Deux millions de Péruviens ont perdu leur emploi pendant la pandémie et trois millions ont basculé dans la pauvreté. Un tiers des habitants sont classés comme pauvres, selon les chiffres officiels.
Les bureaux de vote seront ouverts douze heures d'affilée pour limiter les attroupements, de 07H00 à 19H00 locales (12H00-00H00 GMT).
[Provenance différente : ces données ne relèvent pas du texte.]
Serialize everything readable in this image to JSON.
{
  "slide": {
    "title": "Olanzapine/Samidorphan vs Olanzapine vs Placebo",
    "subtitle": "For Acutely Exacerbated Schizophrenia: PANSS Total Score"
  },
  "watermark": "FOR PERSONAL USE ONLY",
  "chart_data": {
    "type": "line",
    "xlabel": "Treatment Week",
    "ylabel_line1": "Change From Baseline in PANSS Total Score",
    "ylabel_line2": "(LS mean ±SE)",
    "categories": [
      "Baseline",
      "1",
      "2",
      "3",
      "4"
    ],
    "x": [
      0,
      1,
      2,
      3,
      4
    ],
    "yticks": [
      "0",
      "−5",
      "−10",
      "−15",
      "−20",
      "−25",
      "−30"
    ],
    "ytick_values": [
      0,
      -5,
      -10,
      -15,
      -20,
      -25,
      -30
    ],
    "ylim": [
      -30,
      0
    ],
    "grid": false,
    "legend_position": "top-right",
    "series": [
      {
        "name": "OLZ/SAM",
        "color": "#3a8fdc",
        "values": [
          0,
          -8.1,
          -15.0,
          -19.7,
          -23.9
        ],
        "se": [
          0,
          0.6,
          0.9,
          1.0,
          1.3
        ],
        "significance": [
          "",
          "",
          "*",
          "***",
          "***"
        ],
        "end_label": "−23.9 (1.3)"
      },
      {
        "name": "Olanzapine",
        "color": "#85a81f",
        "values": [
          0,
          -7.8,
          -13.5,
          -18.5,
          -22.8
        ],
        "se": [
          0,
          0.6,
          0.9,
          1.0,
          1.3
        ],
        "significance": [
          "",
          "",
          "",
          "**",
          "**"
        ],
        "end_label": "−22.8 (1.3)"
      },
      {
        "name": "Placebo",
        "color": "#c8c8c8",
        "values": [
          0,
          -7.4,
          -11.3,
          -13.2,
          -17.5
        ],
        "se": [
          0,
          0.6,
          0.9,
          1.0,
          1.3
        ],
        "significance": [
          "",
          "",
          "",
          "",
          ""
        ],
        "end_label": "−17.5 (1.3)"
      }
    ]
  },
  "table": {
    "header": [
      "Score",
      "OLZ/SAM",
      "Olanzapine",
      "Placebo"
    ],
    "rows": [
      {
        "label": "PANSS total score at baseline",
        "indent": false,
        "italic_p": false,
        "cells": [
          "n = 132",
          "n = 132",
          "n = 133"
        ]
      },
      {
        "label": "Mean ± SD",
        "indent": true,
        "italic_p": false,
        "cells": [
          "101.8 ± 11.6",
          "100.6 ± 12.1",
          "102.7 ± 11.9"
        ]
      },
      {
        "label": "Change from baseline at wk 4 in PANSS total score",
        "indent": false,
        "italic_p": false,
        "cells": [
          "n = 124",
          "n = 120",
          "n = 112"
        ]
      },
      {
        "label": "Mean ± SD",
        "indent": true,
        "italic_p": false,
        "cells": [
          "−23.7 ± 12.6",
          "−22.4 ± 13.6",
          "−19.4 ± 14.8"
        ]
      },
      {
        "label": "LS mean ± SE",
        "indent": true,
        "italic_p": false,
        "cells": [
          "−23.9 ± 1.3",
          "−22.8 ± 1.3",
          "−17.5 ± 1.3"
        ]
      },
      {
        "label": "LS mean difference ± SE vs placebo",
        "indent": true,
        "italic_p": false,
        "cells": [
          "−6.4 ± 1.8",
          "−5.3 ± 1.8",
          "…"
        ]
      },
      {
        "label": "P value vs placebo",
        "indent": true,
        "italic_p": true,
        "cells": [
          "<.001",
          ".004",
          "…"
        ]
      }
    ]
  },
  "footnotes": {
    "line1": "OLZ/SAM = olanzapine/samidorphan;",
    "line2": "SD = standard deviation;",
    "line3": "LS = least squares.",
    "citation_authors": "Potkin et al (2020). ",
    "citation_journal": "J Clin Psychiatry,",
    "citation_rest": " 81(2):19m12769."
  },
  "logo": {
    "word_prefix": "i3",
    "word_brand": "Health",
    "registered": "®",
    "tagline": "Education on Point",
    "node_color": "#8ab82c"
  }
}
Les premiers résultats officiels seront connus vers 23H00 (04h00 GMT lundi).
Cinq choses à savoir sur le Pérou
Terre des Incas
Le Pérou a abrité la plus ancienne civilisation des Amériques (Caral, il y a 5.000 à 3.500 ans), puis une succession de civilisations, avant l'apogée de l'empire inca (1400-1532 environ), dont plusieurs sites sont classés au patrimoine mondial de l'Unesco, comme la cité de Machu Picchu.
Colonie espagnole après 1532, le Pérou est indépendant depuis 1821. Après la Guerre du Pacifique (1879-83), il perd un pan de son territoire, annexé par le Chili.
Multiculturalisme
Le Pérou est un pays multiculturel, où cohabitent diverses communautés: les "criollos" qui descendent des Espagnols, les Amérindiens quechuas, aymaras et d'autres peuples indigènes vivant en Amazonie, les Afro-péruviens, descendants d'anciens esclaves, auxquels s'ajoutent les immigrants venus de Chine et du Japon.
Selon le ministère de la Culture, 16 communautés amérindiennes (4 500 personnes) vivent en situation d'isolement volontaire, sans aucun contact avec le reste de la société péruvienne.
Sentier lumineux
Entre 1980 et 2000, le pays est en proie à un conflit entre l'Etat et les guérillas du Sentier lumineux (maoïste) et du Mouvement révolutionnaire Tupac Amaru (guévariste), qui fait 70 000 morts ou disparus.
Précieux métaux
Le Pérou est un des principaux producteurs mondiaux d'or, d'argent, de cuivre, de zinc, d'étain et de plomb.
En 2020, son PIB, plombé par la pandémie de coronavirus, a chuté de 11,12% selon l'Institut national péruvien des statistiques (INEI).
Une gastronomie réputée
La cuisine péruvienne et sa grande diversité est une autre attraction majeure pour les quatre millions de touristes étrangers que le pays recevait chaque année jusqu'à l'apparition de la pandémie.
Parmi les plats péruviens les plus réputés figure le ceviche, du poisson "cuit" dans une marinade à base le plus souvent de citron et qui se déguste froid. Il y a aussi le fameux pisco sour, un cocktail à base d'eau-de-vie de raisin et de citron.